L'étude des temps de verbe est également révélatrice de certains éléments importants de la narration dans Fragments de la vie des gens. Le passé composé, à l'intérieur de phrases courtes, renforce l'aspect machinal des actions des personnages (voir notamment à la page 127). L'imparfait accentue le sentiment de répétition : “Quand elle sentait approcher la fin de son congé, elle se demandait pourquoi certains avaient la force de se jeter dans le vide, alors que d'autres ne faisaient qu'y penser” (p. 319). On retrouve également bon nombre de passages au conditionnel dans pratiquement tous les “romans”, passages qui ont pour effet de multiplier les possibilités de chaque “roman” et de permettre aux personnages de quitter leur routine, voire leur enfer. Ainsi, à la page 244: “Il aurait aimé qu'un des consommateurs accoudés au bar s'écroule sur le sol. Durant quelques secondes cet incident l'aurait diverti, il se serait même approché pour voir l'expression du cadavre. Une guerre l'aurait comblé, il aurait admiré les bombardements par la fenêtre de son bureau et en rentrant chez lui il aurait trouvé un grand trou à la place de sa maison. Sa femme et ses enfants ne seraient plus qu'un souvenir dispersé cinquante mètres à la ronde. Cette catastrophe l'aurait rendu en un éclair au célibat, alors qu'il n'aurait jamais l'énergie de mener à bien un divorce.” Grâce à un tel usage du conditionnel, la fiction se trouve démultipliée. Non seulement l'ouvrage contient-il 57 variations autour d'un même thème, mais, en plus, chacune de ces variations renferme à son tour un lot de nouvelles possibilités de fiction. Pour brosser une jolie métaphore, on pourrait voir le thème (routine, ennui) comme le tronc d'un arbre, les “romans” comme les branches et les possibilités fictionnelles entrevues comme les feuilles. Ou quelque chose du genre…

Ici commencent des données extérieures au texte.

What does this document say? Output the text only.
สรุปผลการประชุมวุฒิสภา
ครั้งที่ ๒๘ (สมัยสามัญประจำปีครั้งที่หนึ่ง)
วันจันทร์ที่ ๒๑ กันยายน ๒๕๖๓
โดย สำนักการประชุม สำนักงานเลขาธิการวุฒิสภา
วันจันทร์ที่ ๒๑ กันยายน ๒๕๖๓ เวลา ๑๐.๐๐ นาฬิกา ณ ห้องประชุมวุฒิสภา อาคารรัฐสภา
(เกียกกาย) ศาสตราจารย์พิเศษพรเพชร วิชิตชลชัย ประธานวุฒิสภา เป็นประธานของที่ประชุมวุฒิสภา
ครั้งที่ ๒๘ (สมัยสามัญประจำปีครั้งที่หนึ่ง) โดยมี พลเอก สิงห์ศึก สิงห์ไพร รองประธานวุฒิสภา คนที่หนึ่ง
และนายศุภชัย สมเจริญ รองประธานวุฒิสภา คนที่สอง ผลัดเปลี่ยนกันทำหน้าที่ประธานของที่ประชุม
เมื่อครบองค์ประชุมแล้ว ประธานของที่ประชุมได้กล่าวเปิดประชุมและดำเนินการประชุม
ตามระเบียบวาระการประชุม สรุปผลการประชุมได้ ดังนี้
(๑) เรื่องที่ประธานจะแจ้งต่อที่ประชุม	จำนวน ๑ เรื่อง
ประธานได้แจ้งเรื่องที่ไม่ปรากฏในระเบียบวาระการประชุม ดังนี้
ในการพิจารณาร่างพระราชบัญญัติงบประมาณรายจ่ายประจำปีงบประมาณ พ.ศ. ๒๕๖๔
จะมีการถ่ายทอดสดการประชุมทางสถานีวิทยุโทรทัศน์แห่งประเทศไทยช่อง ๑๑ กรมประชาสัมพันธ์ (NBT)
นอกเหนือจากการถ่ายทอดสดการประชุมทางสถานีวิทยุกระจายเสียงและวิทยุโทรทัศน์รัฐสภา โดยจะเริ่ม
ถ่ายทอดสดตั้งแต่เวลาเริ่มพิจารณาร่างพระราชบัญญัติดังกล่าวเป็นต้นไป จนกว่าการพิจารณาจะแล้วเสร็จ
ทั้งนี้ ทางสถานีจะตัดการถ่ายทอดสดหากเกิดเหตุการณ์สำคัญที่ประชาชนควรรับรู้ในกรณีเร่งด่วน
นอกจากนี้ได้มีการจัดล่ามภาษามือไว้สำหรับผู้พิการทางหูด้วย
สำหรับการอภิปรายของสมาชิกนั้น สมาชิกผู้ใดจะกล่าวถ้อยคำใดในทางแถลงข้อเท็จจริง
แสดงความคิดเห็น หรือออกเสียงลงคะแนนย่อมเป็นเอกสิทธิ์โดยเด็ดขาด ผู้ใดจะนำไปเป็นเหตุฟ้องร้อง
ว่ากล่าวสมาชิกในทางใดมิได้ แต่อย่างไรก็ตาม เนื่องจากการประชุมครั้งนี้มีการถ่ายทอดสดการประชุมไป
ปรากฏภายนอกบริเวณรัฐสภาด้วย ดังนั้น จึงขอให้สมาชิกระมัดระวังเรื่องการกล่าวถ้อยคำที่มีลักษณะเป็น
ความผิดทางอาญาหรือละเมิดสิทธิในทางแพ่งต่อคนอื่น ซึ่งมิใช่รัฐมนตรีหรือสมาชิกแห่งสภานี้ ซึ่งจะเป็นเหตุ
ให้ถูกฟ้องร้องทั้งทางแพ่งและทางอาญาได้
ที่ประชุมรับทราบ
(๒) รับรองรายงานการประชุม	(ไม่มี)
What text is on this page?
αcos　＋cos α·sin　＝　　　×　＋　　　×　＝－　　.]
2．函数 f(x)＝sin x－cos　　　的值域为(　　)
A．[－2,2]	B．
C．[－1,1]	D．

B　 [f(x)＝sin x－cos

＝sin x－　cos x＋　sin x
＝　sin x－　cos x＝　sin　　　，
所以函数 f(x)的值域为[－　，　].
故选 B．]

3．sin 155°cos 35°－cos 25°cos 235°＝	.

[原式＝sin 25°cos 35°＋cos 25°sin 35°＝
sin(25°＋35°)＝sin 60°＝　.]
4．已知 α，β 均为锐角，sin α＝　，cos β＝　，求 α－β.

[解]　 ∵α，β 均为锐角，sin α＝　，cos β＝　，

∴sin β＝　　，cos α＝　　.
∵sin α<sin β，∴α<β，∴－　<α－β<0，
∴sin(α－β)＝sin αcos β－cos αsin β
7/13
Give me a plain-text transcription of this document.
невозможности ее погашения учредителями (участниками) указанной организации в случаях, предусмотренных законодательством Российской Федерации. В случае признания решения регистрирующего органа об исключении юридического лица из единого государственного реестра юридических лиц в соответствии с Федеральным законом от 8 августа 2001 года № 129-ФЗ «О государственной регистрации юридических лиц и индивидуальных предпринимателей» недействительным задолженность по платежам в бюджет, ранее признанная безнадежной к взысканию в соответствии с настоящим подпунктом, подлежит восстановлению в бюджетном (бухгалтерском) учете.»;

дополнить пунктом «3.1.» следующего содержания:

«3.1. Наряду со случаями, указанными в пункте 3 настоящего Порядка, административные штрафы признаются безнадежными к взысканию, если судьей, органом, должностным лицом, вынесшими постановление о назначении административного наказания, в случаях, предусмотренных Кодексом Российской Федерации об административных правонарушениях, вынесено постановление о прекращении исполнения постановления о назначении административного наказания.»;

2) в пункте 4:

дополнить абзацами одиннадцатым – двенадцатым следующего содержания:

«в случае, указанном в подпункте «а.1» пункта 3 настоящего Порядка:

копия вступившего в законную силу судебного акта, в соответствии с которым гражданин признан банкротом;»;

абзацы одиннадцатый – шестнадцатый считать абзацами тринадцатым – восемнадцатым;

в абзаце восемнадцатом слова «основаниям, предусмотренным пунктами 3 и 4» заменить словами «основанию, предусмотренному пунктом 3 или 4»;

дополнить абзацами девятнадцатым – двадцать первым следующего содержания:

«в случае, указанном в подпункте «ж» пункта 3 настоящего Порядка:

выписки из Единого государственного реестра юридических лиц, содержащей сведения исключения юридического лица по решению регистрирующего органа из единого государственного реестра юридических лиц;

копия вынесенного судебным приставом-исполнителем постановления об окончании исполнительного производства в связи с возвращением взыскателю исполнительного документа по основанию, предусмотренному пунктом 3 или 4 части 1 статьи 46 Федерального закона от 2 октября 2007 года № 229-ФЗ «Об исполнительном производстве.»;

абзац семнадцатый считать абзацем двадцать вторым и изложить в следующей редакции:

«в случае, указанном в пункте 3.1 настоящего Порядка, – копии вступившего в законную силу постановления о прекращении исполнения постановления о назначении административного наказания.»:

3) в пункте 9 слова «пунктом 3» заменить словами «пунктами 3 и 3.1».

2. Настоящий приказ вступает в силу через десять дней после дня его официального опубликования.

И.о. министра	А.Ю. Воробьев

6. Narrativité (Typologie de Ryan)
6.1- Simple
6.2- Multiple
6.3- Complexe
6.4- Proliférante
6.5- Tramée
6.6- Diluée
6.7- Embryonnaire
6.8- Implicite
6.9- Figurale
6.10- Anti-narrativité
6.11- Instrumentale
6.12- Suspendue
Justifiez :
J'ignore quelle option choisir: les 57 “romans” sont uniquement unis par leur thématique et leur posture énonciative. Ni récit cadre, ni macro-récit, ni intrigue principale. Bref: narrativité multiple sans récit cadre.
7. Rapport avec la fiction
Rien de pertinent pour ce point.
8. Intertextualité
Pas la moindre.
9. Élément marquant à retenir
Il me semble que l'élément le plus intéressant de cette oeuvre est l'arborescence fictionnelle qui s'y développe, grâce à l'effet prismatique, la variation autour d'un même thème, que mettent en place les 57 “romans” et l'usage récurrent du conditionnel.